CONNECT1-EDO51: A 12-Week Open-Label Phase 2 Study to Evaluate PGN-EDO51 Safety and Efficacy in People with Duchenne Amenable to Exon 51 Skipping

Topic:

Clinical Trials

Poster Number: O74

Author(s):

Bassem Morcos, MD, PepGen Inc. MA, USA, Hugh McMillan, MD, Children's Hospital of Eastern Ontario, Ottawa, Canada, Nicolas Chrestian, MD, FRCPC, CSCN, CHU De Quebec-Universite Laval QC, Canada, Hernan D. Gonorazky, MD, CSCN, Hospital for Sick Children, University of Toronto, Toronto, Ontario, Canada, Jane Larkindale, PhD, PepGen, Sarah Vacca, BS, PepGen Inc. MA, USA, Mark Peterson, PepGen Inc. MA, USA, Pallavi Lonkar, Ph.D., PepGen, Brijesh Garg, PhD, PepGen, Shaoxia Yu, PhD, PepGen, Patricia Fraser, MD, MPH, MS, PepGen Inc. MA, USA, Sejal Batra, MS, PepGen Inc. MA, USA, Gregory Song, PhD, MBA, PepGen Inc. MA, USA, Michelle Mellion, MD, PepGen Inc. MA, USA

BACKGROUND: PepGen’s enhanced delivery oligonucleotide (EDO) cell-penetrating peptide technology is engineered to optimize tissue delivery and cellular uptake of oligonucleotides. PGN-EDO51 is PepGen’s investigational candidate for the treatment of Duchenne muscular dystrophy (DMD) amenable to exon 51 skipping. The program includes two Phase 2 multiple ascending dose (MAD) studies: CONNECT1-EDO51, an open-label study conducted in Canada (NCT06079736), and CONNECT2-EDO51, a multinational randomized double-blind placebo-controlled study. Participants who complete the MAD period in either study may continue dosing in a long-term extension (LTE).
OBJECTIVE: CONNECT1-EDO51 study objective is to evaluate safety, tolerability, pharmacokinetics, and pharmacodynamics (dystrophin and exon skipping) of PGN-EDO51 following repeat dosing.
METHODS: Main inclusion criteria are age ≥8 years with confirmed genetic diagnosis of DMD amenable to exon 51 skipping, and weight ≥25 kg.
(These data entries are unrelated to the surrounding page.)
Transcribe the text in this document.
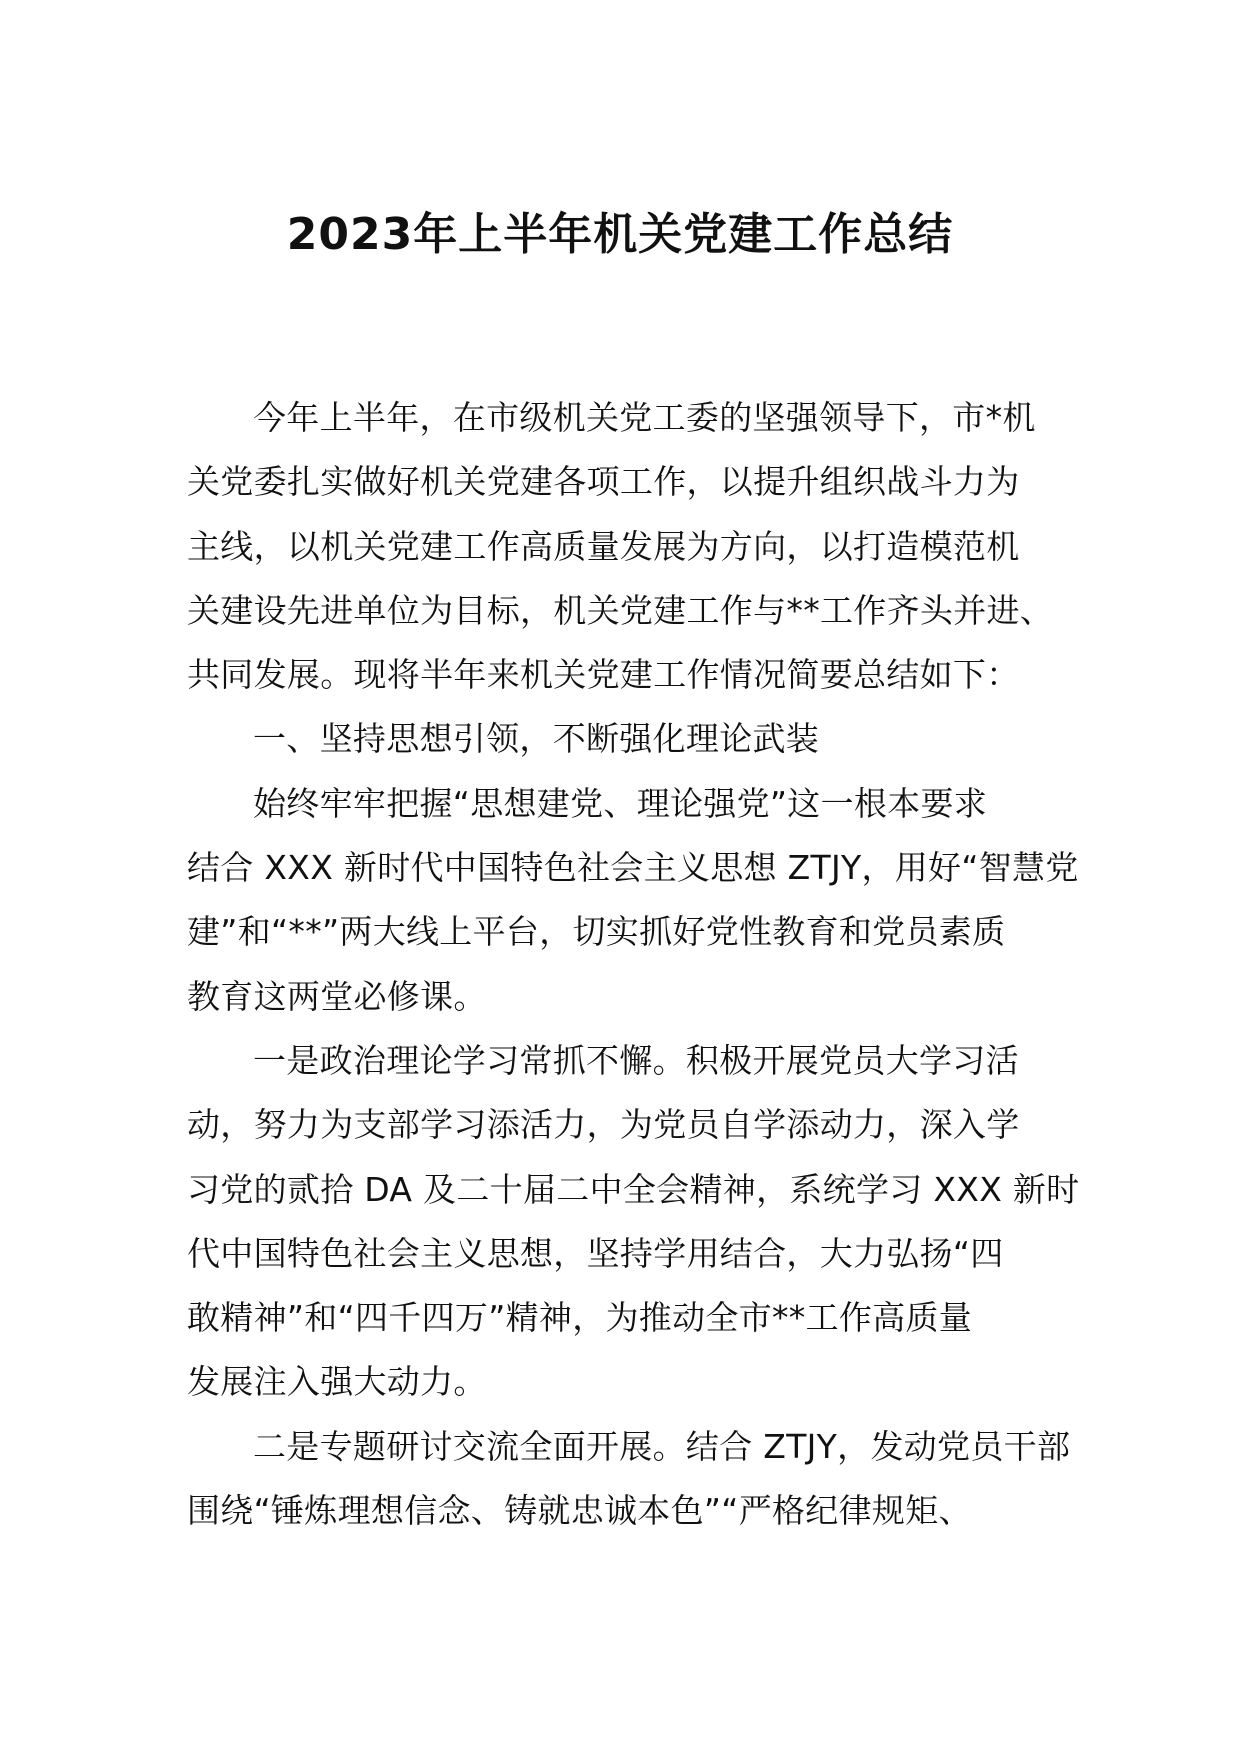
2023年上半年机关党建工作总结

今年上半年，在市级机关党工委的坚强领导下，市*机
关党委扎实做好机关党建各项工作，以提升组织战斗力为
主线，以机关党建工作高质量发展为方向，以打造模范机
关建设先进单位为目标，机关党建工作与**工作齐头并进、
共同发展。现将半年来机关党建工作情况简要总结如下：

一、坚持思想引领，不断强化理论武装

始终牢牢把握“思想建党、理论强党”这一根本要求
结合 XXX 新时代中国特色社会主义思想 ZTJY，用好“智慧党
建”和“**”两大线上平台，切实抓好党性教育和党员素质
教育这两堂必修课。

一是政治理论学习常抓不懈。积极开展党员大学习活
动，努力为支部学习添活力，为党员自学添动力，深入学
习党的贰拾 DA 及二十届二中全会精神，系统学习 XXX 新时
代中国特色社会主义思想，坚持学用结合，大力弘扬“四
敢精神”和“四千四万”精神，为推动全市**工作高质量
发展注入强大动力。

二是专题研讨交流全面开展。结合 ZTJY，发动党员干部
围绕“锤炼理想信念、铸就忠诚本色”“严格纪律规矩、
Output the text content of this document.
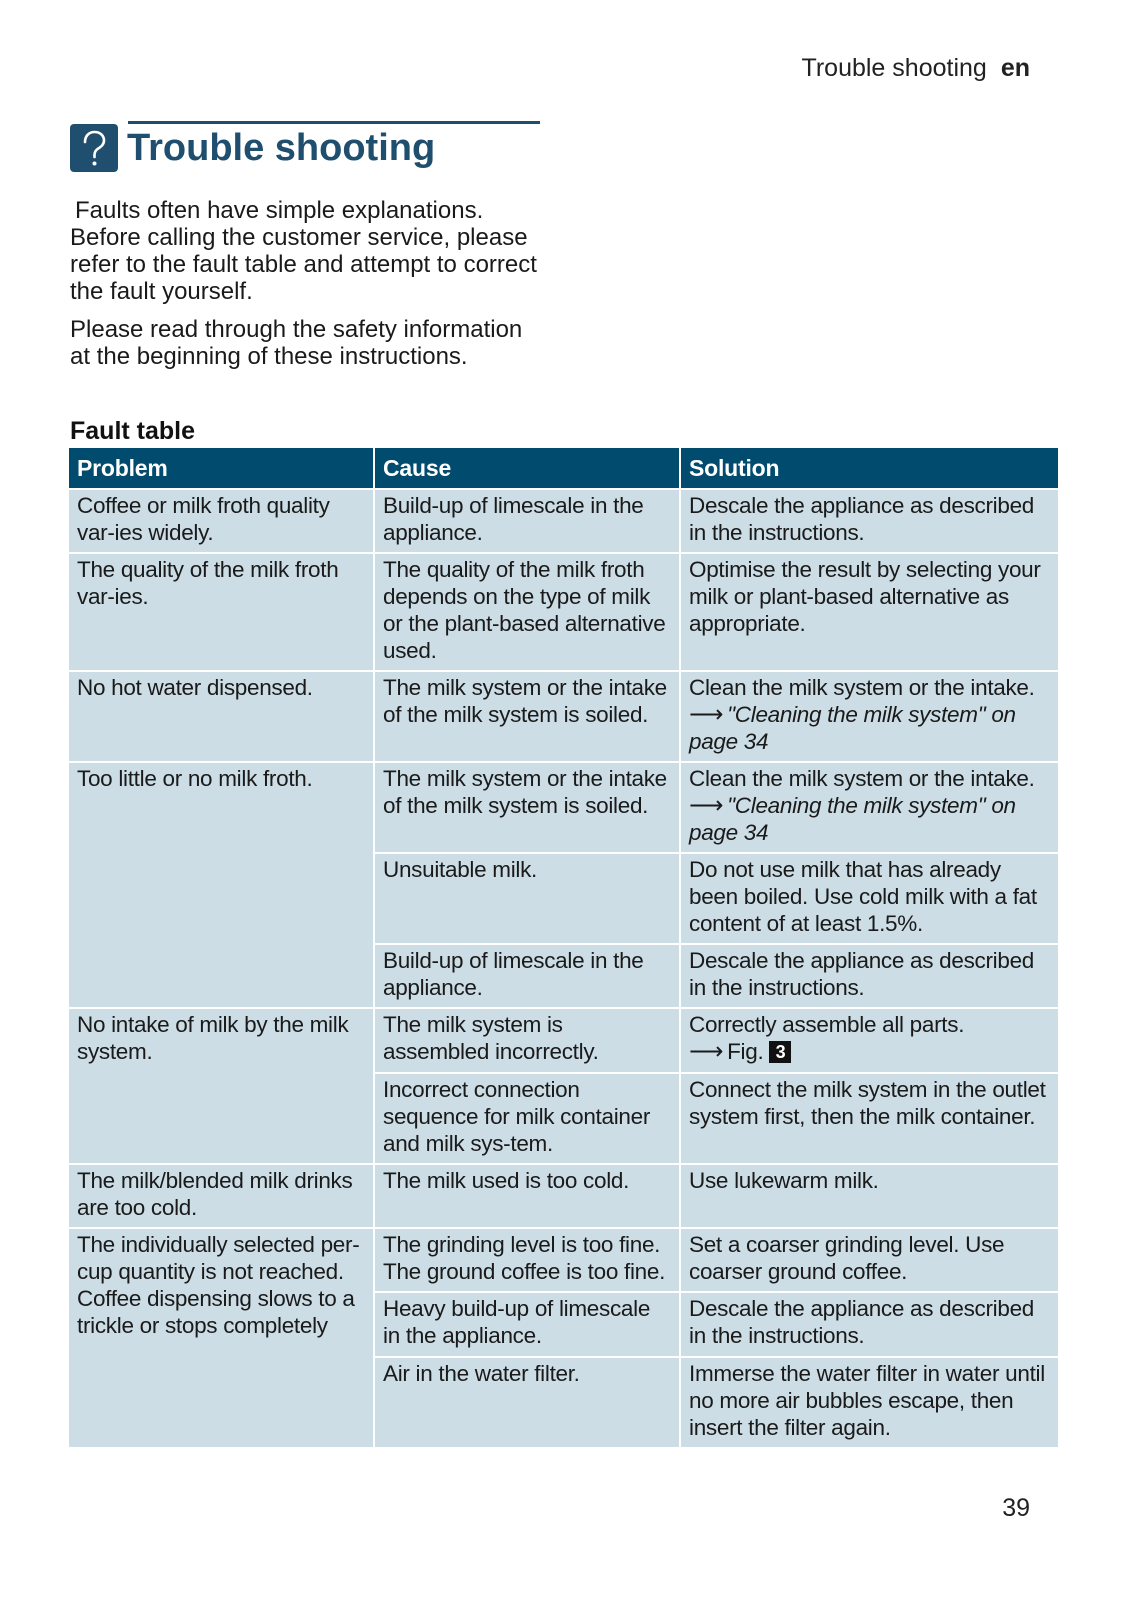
Trouble shooting en
Trouble shooting

Faults often have simple explanations. Before calling the customer service, please refer to the fault table and attempt to correct the fault yourself.

Please read through the safety information at the beginning of these instructions.

Fault table
Problem	Cause	Solution
Coffee or milk froth quality var-ies widely.	Build-up of limescale in the appliance.	Descale the appliance as described in the instructions.
The quality of the milk froth var-ies.	The quality of the milk froth depends on the type of milk or the plant-based alternative used.	Optimise the result by selecting your milk or plant-based alternative as appropriate.
No hot water dispensed.	The milk system or the intake of the milk system is soiled.	Clean the milk system or the intake.
⟶ "Cleaning the milk system" on page 34

Too little or no milk froth.	The milk system or the intake of the milk system is soiled.	Clean the milk system or the intake.
⟶ "Cleaning the milk system" on page 34

	Unsuitable milk.	Do not use milk that has already been boiled. Use cold milk with a fat content of at least 1.5%.
	Build-up of limescale in the appliance.	Descale the appliance as described in the instructions.
No intake of milk by the milk system.	The milk system is assembled incorrectly.	Correctly assemble all parts.
⟶ Fig. 3

	Incorrect connection sequence for milk container and milk sys-tem.	Connect the milk system in the outlet system first, then the milk container.
The milk/blended milk drinks are too cold.	The milk used is too cold.	Use lukewarm milk.
The individually selected per-cup quantity is not reached. Coffee dispensing slows to a trickle or stops completely	The grinding level is too fine. The ground coffee is too fine.	Set a coarser grinding level. Use coarser ground coffee.
	Heavy build-up of limescale in the appliance.	Descale the appliance as described in the instructions.
	Air in the water filter.	Immerse the water filter in water until no more air bubbles escape, then insert the filter again.
39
Participants will receive PGN-EDO51 in ascending doses across 3 cohorts. All participants (N=11) will receive 4 doses of PGN-EDO51 at approximately 4-week intervals over 12 weeks. Muscle biopsies are taken at Baseline and Week 13. Protocol amendment pending regulatory review.
RESULTS: The first cohort (n=3) received repeat doses of 5 mg/kg. PGN-EDO51 was well tolerated with mild adverse events. 1 participant had 2 related nonserious TEAEs. There were no serious adverse events, nor sustained elevation in kidney biomarkers, hypomagnesemia, hypokalemia, anemia, thrombocytopenia, dose discontinuations, interruptions or modifications.
All participants demonstrated increases in exon skipping and dystrophin production. PGN-EDO51 resulted in 2.15% mean exon skipping and mean dystrophin of 0.61% (unadjusted) and 1.49% (adjusted for muscle content); increases from baseline of 0.26% and 0.70%, respectively. All participants continue dosing in the LTE.
Dosing in the 10 mg/kg cohort is ongoing.
CONCLUSION: These results, after 3 months and 4 doses of 5 mg/kg, are encouraging. Potentially higher dystrophin production is expected with higher doses of PGN-EDO51 over longer treatment periods, which will be assessed in CONNECT2.